Pernah nggak sih kamu lagi jalan-jalan di mall atau scroll TikTok sambil rebahan, terus nemu pemandangan yang bikin alis naik satu? Misalnya, perempuan berhijab tapi bajunya croptop, celananya super fit, dan kerudungnya... tipis banget, kayak tisu basah yang lupa dikeringin. Sekilas mirip gaya fashion runway, tapi di jalan raya. Caption-nya? 'Be confident, be you.' Lalu menunggu likes dan komentar manis dari netizen yang kadang lebih manis dari teh tarik.

Fenomena ini makin ramai, dan katanya sih bagian dari evolusi gaya hidup.
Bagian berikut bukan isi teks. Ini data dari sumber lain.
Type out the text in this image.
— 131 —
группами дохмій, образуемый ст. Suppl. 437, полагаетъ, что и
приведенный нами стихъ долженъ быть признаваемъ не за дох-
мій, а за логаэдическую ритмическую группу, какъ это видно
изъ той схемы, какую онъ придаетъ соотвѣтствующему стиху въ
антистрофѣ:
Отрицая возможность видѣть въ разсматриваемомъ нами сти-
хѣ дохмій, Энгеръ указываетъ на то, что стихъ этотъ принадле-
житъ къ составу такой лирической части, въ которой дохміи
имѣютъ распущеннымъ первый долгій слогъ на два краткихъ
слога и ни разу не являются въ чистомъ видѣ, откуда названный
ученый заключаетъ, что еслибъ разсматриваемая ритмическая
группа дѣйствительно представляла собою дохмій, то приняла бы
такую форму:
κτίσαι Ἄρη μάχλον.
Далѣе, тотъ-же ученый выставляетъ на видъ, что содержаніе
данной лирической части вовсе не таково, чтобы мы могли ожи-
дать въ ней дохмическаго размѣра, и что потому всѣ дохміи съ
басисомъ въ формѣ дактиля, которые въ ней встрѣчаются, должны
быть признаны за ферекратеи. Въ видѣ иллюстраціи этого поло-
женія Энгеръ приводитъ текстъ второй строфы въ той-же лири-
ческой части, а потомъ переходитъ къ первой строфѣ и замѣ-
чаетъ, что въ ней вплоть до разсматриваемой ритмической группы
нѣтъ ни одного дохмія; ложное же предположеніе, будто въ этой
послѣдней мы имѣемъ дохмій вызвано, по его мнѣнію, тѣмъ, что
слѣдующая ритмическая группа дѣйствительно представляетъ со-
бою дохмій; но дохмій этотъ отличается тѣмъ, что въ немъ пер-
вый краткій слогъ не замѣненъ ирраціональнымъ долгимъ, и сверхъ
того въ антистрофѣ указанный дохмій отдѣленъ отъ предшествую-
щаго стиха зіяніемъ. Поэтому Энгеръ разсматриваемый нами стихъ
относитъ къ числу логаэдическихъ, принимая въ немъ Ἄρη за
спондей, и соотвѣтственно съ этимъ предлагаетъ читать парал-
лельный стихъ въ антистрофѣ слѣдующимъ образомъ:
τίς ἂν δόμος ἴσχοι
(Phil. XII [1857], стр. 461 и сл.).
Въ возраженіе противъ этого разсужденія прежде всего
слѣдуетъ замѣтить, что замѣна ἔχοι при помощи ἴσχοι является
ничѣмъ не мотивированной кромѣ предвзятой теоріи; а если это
Modern, katanya. Progresif, katanya. Bebas, katanya. Tapi di tengah tepuk tangan itu, kita kadang lupa nanya: 'Maknanya masih ada nggak, ya?'

Dulu, hijab itu simbol spiritual. Sekarang? Masuk katalog e-commerce, lengkap dengan diskon akhir pekan dan promo 'beli dua gratis satu.' Hijab bukan lagi soal ketaatan, tapi soal tone kulit, feed Instagram yang estetik, dan angle kamera yang sinematik. Kapitalisme memang jago banget: bisa jual apa aja, bahkan yang dulu dianggap sakral. Yang dulunya tanda ketundukan, sekarang jadi 'outfit of the day.'

Dan kita semua ikut tepuk tangan. Bangga karena agama kelihatan keren di depan kamera, meski kadang substansinya udah kabur di balik filter. Tapi tenang, ini bukan tulisan buat nyalahin siapa-siapa. Ini cuma ajakan buat mikir bareng, sambil ngopi dan ngemil keripik singkong.

Kita hidup di zaman di mana kebebasan berekspresi jadi menu utama. Tapi kadang lupa, kebebasan itu juga butuh arah. Kalau semua diukur dari likes dan views, nilai berubah jadi konten, dan konten jadi mata uang baru. Sosiolog mungkin akan bilang ini 'displacement of meaning'---pergeseran makna. Tapi kalau kita bilang, ini sih 'makna yang lagi cuti.'

Apa yang dulu berarti ketaatan, sekarang jadi ekspresi diri. Apa yang dulu suci, sekarang jadi tema fashion. Bahkan iman pun bisa dikurasi biar lebih engaging. Nggak heran kalau batas antara religius dan sensual makin blur. Yang penting bukan lagi isi, tapi seberapa kece tampilannya di layar.

Lucunya, semua pihak merasa menang. Remaja merasa bebas, brand fashion merasa cuan, influencer merasa relevan, dan masyarakat merasa toleran. Semua happy, semua merasa maju. Tapi nggak ada yang nanya, 'Hijab itu masih punya makna nggak sih?'

Islam sebenarnya udah punya jawaban dari dulu. Kebebasan itu bukan berarti bebas sebebas-bebasnya, tapi tetap dalam koridor halal dan haram. Bukan berarti nggak boleh gaya, tapi gaya juga ada etikanya. Kebebasan tanpa arah itu kayak naik motor tanpa GPS---bisa muter-muter, ujung-ujungnya nyasar ke tempat yang nggak jelas.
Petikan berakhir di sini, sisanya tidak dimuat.